New open and gated community areas, sports and recreation spaces, a library and study areas provide the right space to accommodate functions that meet 21st century requirements. Additionally, the positioning of the new annex provides a new meeting/community point that can serve alternative needs (not just educational needs). As a result, newly defined campus gardens, residence hall and dining hall gardens, cafeteria and leisure areas, and meeting spaces connected to the entrance hall provide multi-purpose areas and community spaces for students and lecturers.

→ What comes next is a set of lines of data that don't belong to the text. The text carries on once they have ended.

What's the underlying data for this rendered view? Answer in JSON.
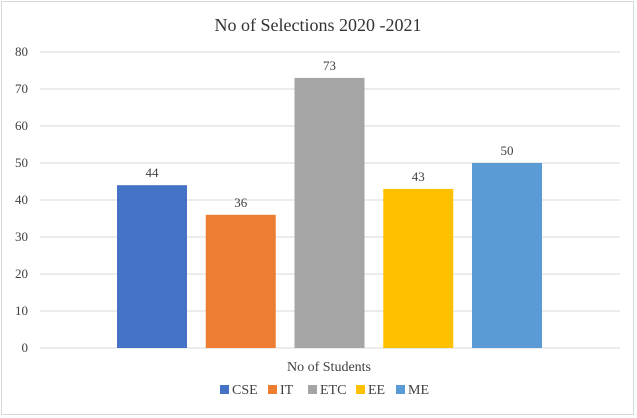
{
  "chart_data": {
    "type": "bar",
    "title": "No of Selections 2020 -2021",
    "xlabel": "No of Students",
    "ylabel": "",
    "categories": [
      "No of Students"
    ],
    "series": [
      {
        "name": "CSE",
        "values": [
          44
        ],
        "color": "#4472C4"
      },
      {
        "name": "IT",
        "values": [
          36
        ],
        "color": "#ED7D31"
      },
      {
        "name": "ETC",
        "values": [
          73
        ],
        "color": "#A5A5A5"
      },
      {
        "name": "EE",
        "values": [
          43
        ],
        "color": "#FFC000"
      },
      {
        "name": "ME",
        "values": [
          50
        ],
        "color": "#5B9BD5"
      }
    ],
    "ylim": [
      0,
      80
    ],
    "yticks": [
      0,
      10,
      20,
      30,
      40,
      50,
      60,
      70,
      80
    ],
    "grid": true,
    "data_labels": true,
    "legend_position": "bottom"
  }
}
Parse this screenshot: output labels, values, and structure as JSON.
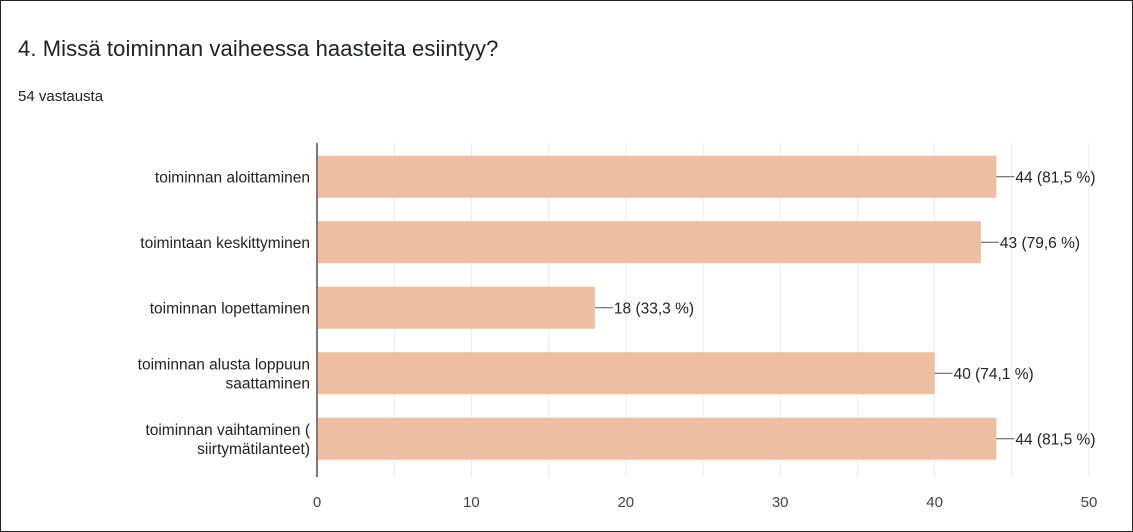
{
  "question": {
    "title": "4. Missä toiminnan vaiheessa haasteita esiintyy?",
    "responses": "54 vastausta"
  },
  "colors": {
    "bar": "#efbd9f",
    "grid": "#ebebeb",
    "axis": "#333333"
  },
  "chart_data": {
    "type": "bar",
    "orientation": "horizontal",
    "title": "",
    "xlabel": "",
    "ylabel": "",
    "xlim": [
      0,
      50
    ],
    "ticks": [
      0,
      10,
      20,
      30,
      40,
      50
    ],
    "grid": true,
    "categories": [
      [
        "toiminnan aloittaminen"
      ],
      [
        "toimintaan keskittyminen"
      ],
      [
        "toiminnan lopettaminen"
      ],
      [
        "toiminnan alusta loppuun",
        "saattaminen"
      ],
      [
        "toiminnan vaihtaminen (",
        "siirtymätilanteet)"
      ]
    ],
    "values": [
      44,
      43,
      18,
      40,
      44
    ],
    "value_labels": [
      "44 (81,5 %)",
      "43 (79,6 %)",
      "18 (33,3 %)",
      "40 (74,1 %)",
      "44 (81,5 %)"
    ]
  }
}
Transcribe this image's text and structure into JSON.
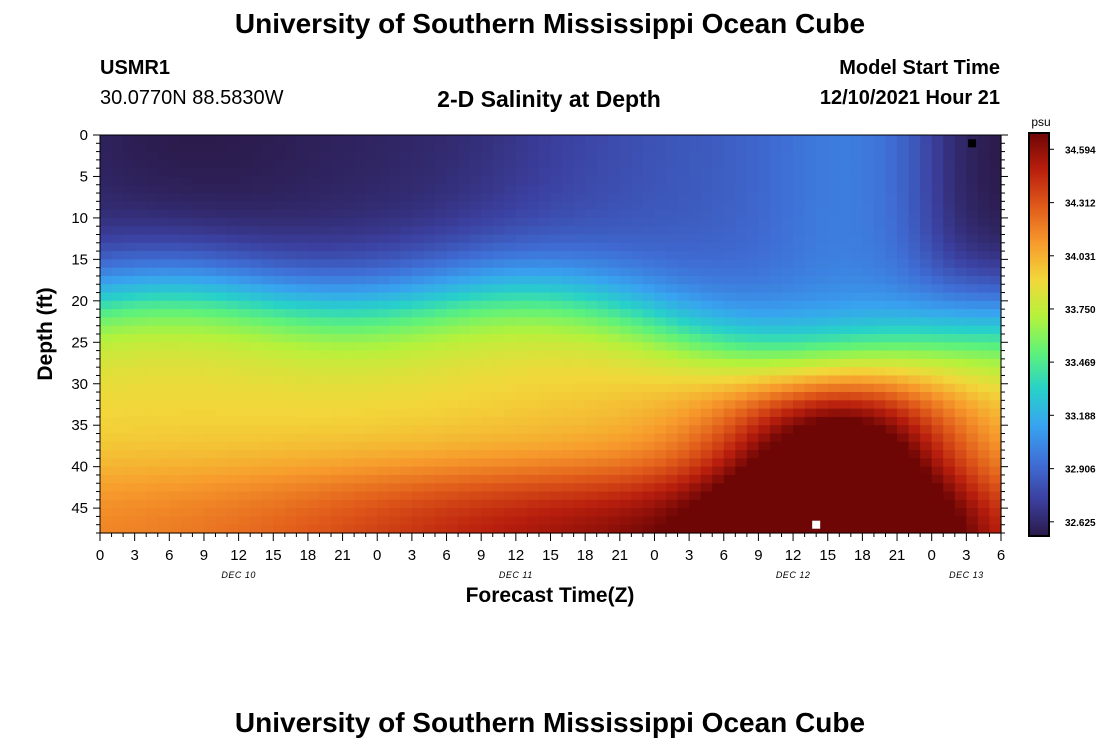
{
  "header": {
    "main_title": "University of Southern Mississippi Ocean Cube",
    "station": "USMR1",
    "coords": "30.0770N  88.5830W",
    "model_start_label": "Model Start Time",
    "model_start_value": "12/10/2021 Hour 21",
    "bottom_title": "University of Southern Mississippi Ocean Cube"
  },
  "colors": {
    "scale": [
      "#2b1a4a",
      "#3b3f9e",
      "#3f6fd6",
      "#38a3f0",
      "#27d1c9",
      "#5ef27a",
      "#b5f23b",
      "#f2d73a",
      "#f79a2c",
      "#e05a1a",
      "#b81e0d",
      "#6e0606"
    ]
  },
  "chart_data": {
    "type": "heatmap",
    "title": "2-D Salinity at Depth",
    "xlabel": "Forecast Time(Z)",
    "ylabel": "Depth (ft)",
    "x_tick_labels": [
      "0",
      "3",
      "6",
      "9",
      "12",
      "15",
      "18",
      "21",
      "0",
      "3",
      "6",
      "9",
      "12",
      "15",
      "18",
      "21",
      "0",
      "3",
      "6",
      "9",
      "12",
      "15",
      "18",
      "21",
      "0",
      "3",
      "6"
    ],
    "day_labels": [
      {
        "label": "DEC 10",
        "hour": 12
      },
      {
        "label": "DEC 11",
        "hour": 36
      },
      {
        "label": "DEC 12",
        "hour": 60
      },
      {
        "label": "DEC 13",
        "hour": 75
      }
    ],
    "xlim": [
      0,
      78
    ],
    "y_tick_labels": [
      "0",
      "5",
      "10",
      "15",
      "20",
      "25",
      "30",
      "35",
      "40",
      "45"
    ],
    "ylim": [
      0,
      48
    ],
    "colorbar": {
      "unit": "psu",
      "tick_labels": [
        "34.594",
        "34.312",
        "34.031",
        "33.750",
        "33.469",
        "33.188",
        "32.906",
        "32.625"
      ],
      "range": [
        32.55,
        34.68
      ]
    },
    "markers": [
      {
        "type": "max",
        "hour": 75.5,
        "depth": 1,
        "color": "#000000"
      },
      {
        "type": "min",
        "hour": 62,
        "depth": 47,
        "color": "#ffffff"
      }
    ],
    "grid": false
  }
}
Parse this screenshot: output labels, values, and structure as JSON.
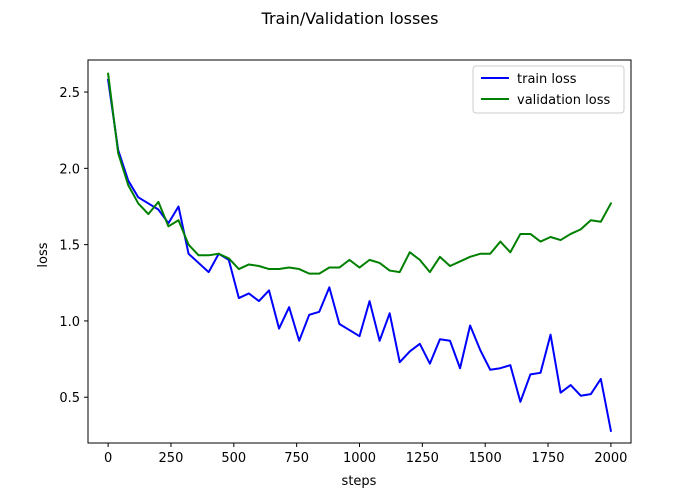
{
  "chart_data": {
    "type": "line",
    "title": "Train/Validation losses",
    "xlabel": "steps",
    "ylabel": "loss",
    "xlim": [
      -80,
      2080
    ],
    "ylim": [
      0.2,
      2.71
    ],
    "xticks": [
      0,
      250,
      500,
      750,
      1000,
      1250,
      1500,
      1750,
      2000
    ],
    "xtick_labels": [
      "0",
      "250",
      "500",
      "750",
      "1000",
      "1250",
      "1500",
      "1750",
      "2000"
    ],
    "yticks": [
      0.5,
      1.0,
      1.5,
      2.0,
      2.5
    ],
    "ytick_labels": [
      "0.5",
      "1.0",
      "1.5",
      "2.0",
      "2.5"
    ],
    "grid": false,
    "legend_position": "upper right",
    "x": [
      0,
      40,
      80,
      120,
      160,
      200,
      240,
      280,
      320,
      360,
      400,
      440,
      480,
      520,
      560,
      600,
      640,
      680,
      720,
      760,
      800,
      840,
      880,
      920,
      960,
      1000,
      1040,
      1080,
      1120,
      1160,
      1200,
      1240,
      1280,
      1320,
      1360,
      1400,
      1440,
      1480,
      1520,
      1560,
      1600,
      1640,
      1680,
      1720,
      1760,
      1800,
      1840,
      1880,
      1920,
      1960,
      2000
    ],
    "series": [
      {
        "name": "train loss",
        "color": "#0000ff",
        "values": [
          2.58,
          2.12,
          1.92,
          1.81,
          1.77,
          1.73,
          1.64,
          1.75,
          1.44,
          1.38,
          1.32,
          1.44,
          1.4,
          1.15,
          1.18,
          1.13,
          1.2,
          0.95,
          1.09,
          0.87,
          1.04,
          1.06,
          1.22,
          0.98,
          0.94,
          0.9,
          1.13,
          0.87,
          1.05,
          0.73,
          0.8,
          0.85,
          0.72,
          0.88,
          0.87,
          0.69,
          0.97,
          0.81,
          0.68,
          0.69,
          0.71,
          0.47,
          0.65,
          0.66,
          0.91,
          0.53,
          0.58,
          0.51,
          0.52,
          0.62,
          0.28
        ]
      },
      {
        "name": "validation loss",
        "color": "#008000",
        "values": [
          2.62,
          2.1,
          1.89,
          1.77,
          1.7,
          1.78,
          1.62,
          1.66,
          1.5,
          1.43,
          1.43,
          1.44,
          1.41,
          1.34,
          1.37,
          1.36,
          1.34,
          1.34,
          1.35,
          1.34,
          1.31,
          1.31,
          1.35,
          1.35,
          1.4,
          1.35,
          1.4,
          1.38,
          1.33,
          1.32,
          1.45,
          1.4,
          1.32,
          1.42,
          1.36,
          1.39,
          1.42,
          1.44,
          1.44,
          1.52,
          1.45,
          1.57,
          1.57,
          1.52,
          1.55,
          1.53,
          1.57,
          1.6,
          1.66,
          1.65,
          1.77
        ]
      }
    ]
  }
}
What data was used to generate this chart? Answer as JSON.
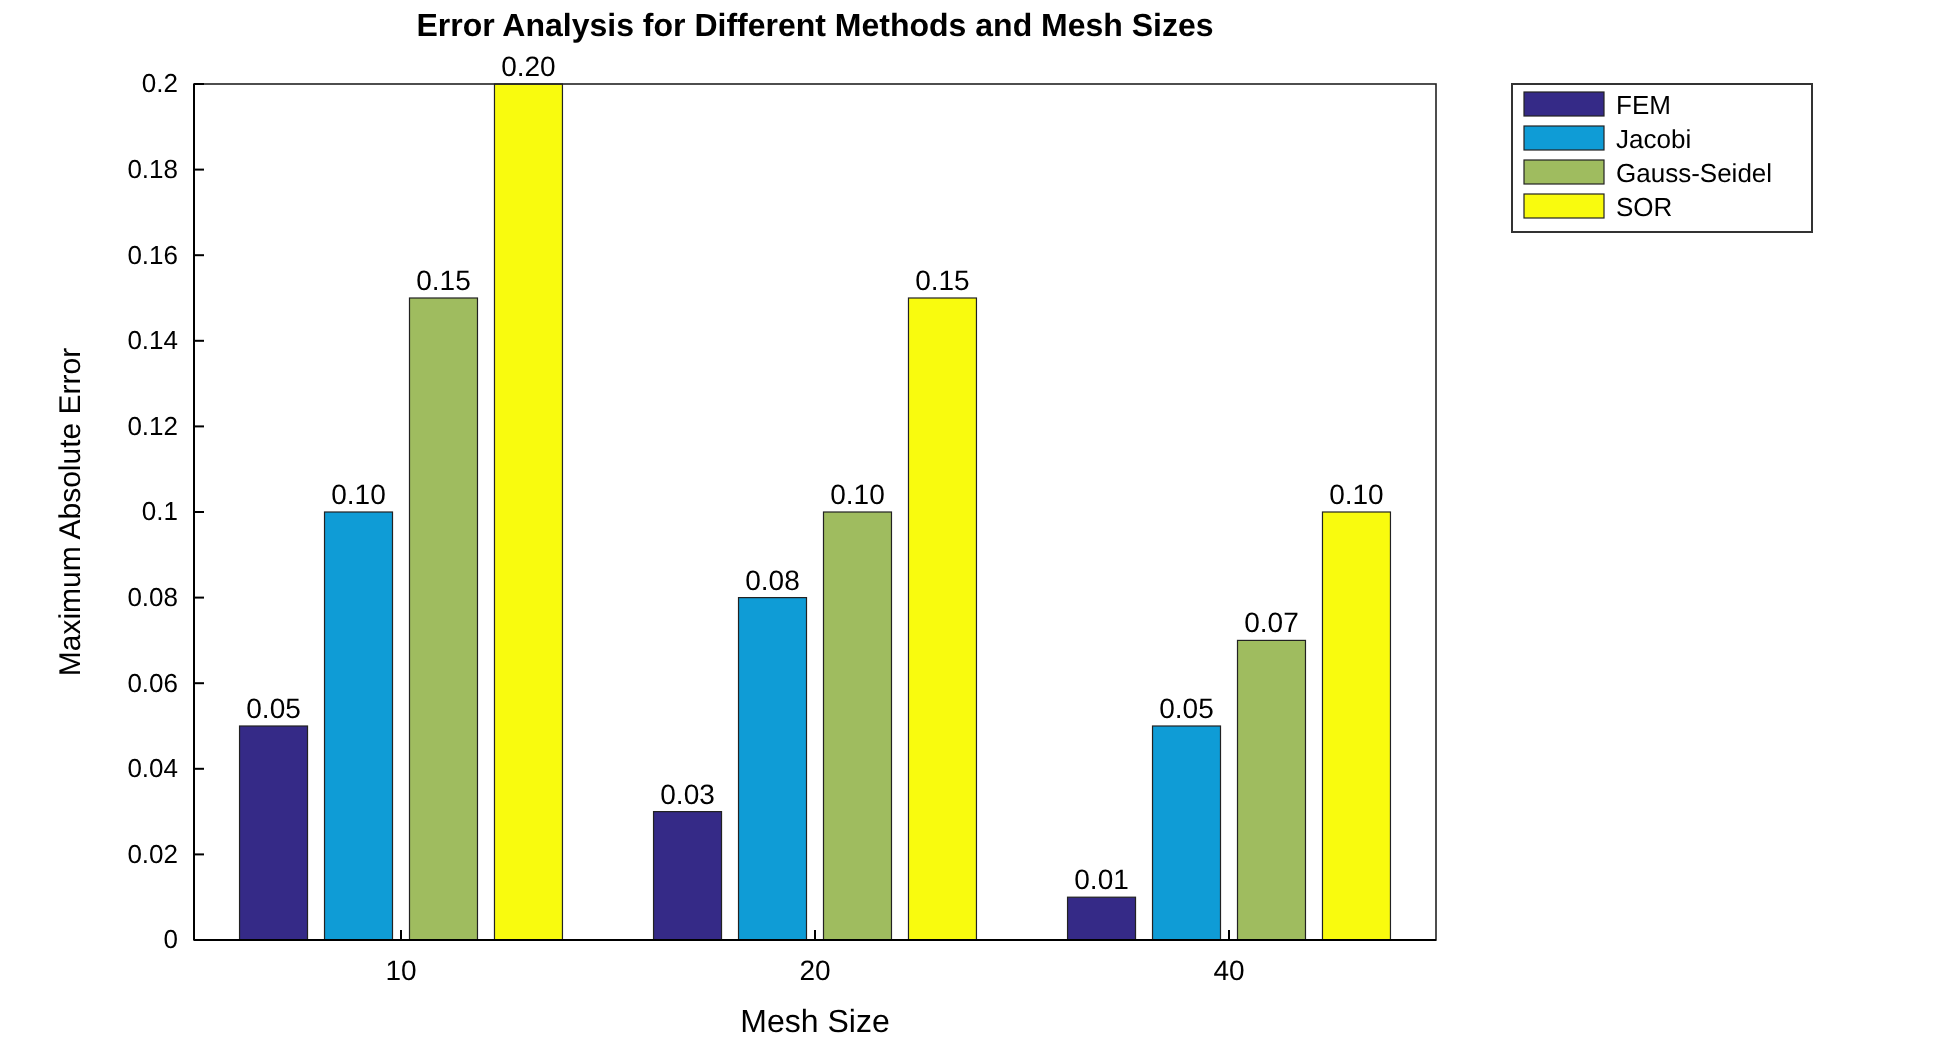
{
  "chart_data": {
    "type": "bar",
    "title": "Error Analysis for Different Methods and Mesh Sizes",
    "xlabel": "Mesh Size",
    "ylabel": "Maximum Absolute Error",
    "categories": [
      "10",
      "20",
      "40"
    ],
    "series": [
      {
        "name": "FEM",
        "color": "#352a87",
        "values": [
          0.05,
          0.03,
          0.01
        ],
        "value_labels": [
          "0.05",
          "0.03",
          "0.01"
        ]
      },
      {
        "name": "Jacobi",
        "color": "#0f9cd6",
        "values": [
          0.1,
          0.08,
          0.05
        ],
        "value_labels": [
          "0.10",
          "0.08",
          "0.05"
        ]
      },
      {
        "name": "Gauss-Seidel",
        "color": "#9fbc5f",
        "values": [
          0.15,
          0.1,
          0.07
        ],
        "value_labels": [
          "0.15",
          "0.10",
          "0.07"
        ]
      },
      {
        "name": "SOR",
        "color": "#f9fb0e",
        "values": [
          0.2,
          0.15,
          0.1
        ],
        "value_labels": [
          "0.20",
          "0.15",
          "0.10"
        ]
      }
    ],
    "ylim": [
      0,
      0.2
    ],
    "yticks": [
      0,
      0.02,
      0.04,
      0.06,
      0.08,
      0.1,
      0.12,
      0.14,
      0.16,
      0.18,
      0.2
    ],
    "grid": false,
    "legend": "top right"
  }
}
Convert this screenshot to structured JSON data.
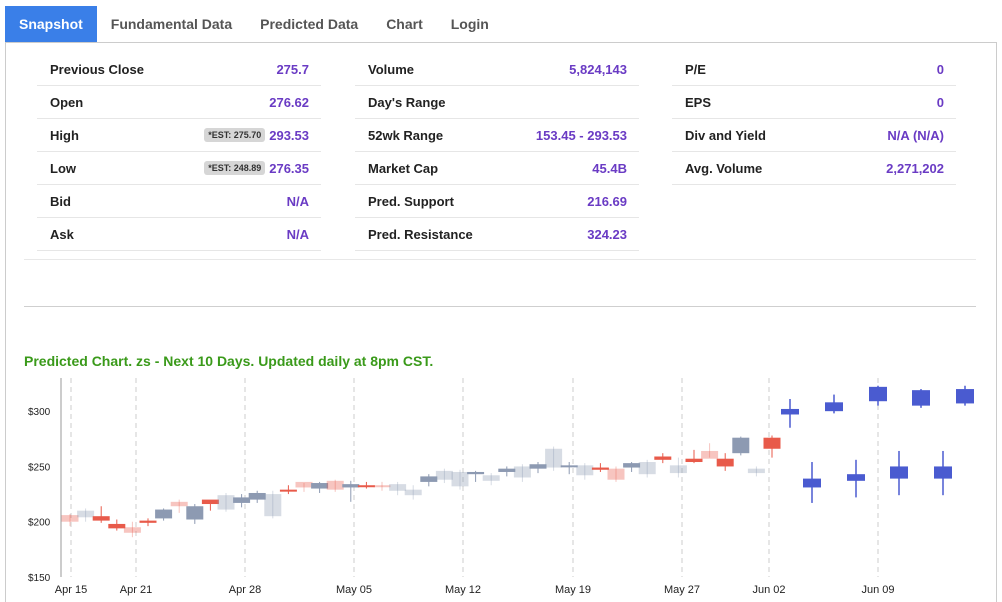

The transformation of the garden-style dormitory wing on campus provides the possibility to establish a more transparent, direct and accessible circulation system within the school, and establishes a more organic and permeable connection between the education wing, dormitories and the new wing. In addition to strengthening the interconnectedness within the university, the internal courtyards are now freed from additions that would destroy their spatial proportions and environmental qualities. The result is a vibrant, continuous green surface that highlights the newly defined campus gardens near Bagoliwal Street.
The redesigned ground floor space provides a direct connection to the existing building and is complemented by a redefined main entrance, reception and seating areas. In addition, they provide access points to the gymnasium and dormitory spaces. The newly added wing includes the cafeteria, lecture halls and the upper level of the library.
The internal organization of the new wing is defined by an internal toilet block surrounded by a generous space with a multifunctional staircase, which, in addition to the reading area connected to the library, is defined by seating surfaces and journal rack units. Learning and community spaces.
The spaces are divided by bookshelves running perpendicular to the building’s facade and reading desks located between them, thus separating spaces suitable for in-depth work from circulation and community areas.
The campus garden is a decisive element of the reorganization plan. By removing the street-facing fence and eliminating car traffic, it becomes an open and inviting public space, the institution’s urban foyer. The existing and new wings of the building frame the campus garden, opening to green space and complemented by a single-story “porch”, a covered but open space. The new wing’s red brick cladding corresponds to that of the existing structure, while the refined surfaces of the dormitory’s front porch and the library’s columns and cornices are made of fine concrete. The light gray color of the hidden fabric shade matches the color of the concrete surface and provides solar protection to the library’s glazed exterior. When lowered, the external shading system gives the new wing a uniform, relief-like appearance, subtly diversified through the rhythm of the columns.
Neutral, muted tones and natural materials contrast with the interior spaces’ vibrant presence of books and furniture and the diverse activities of its users.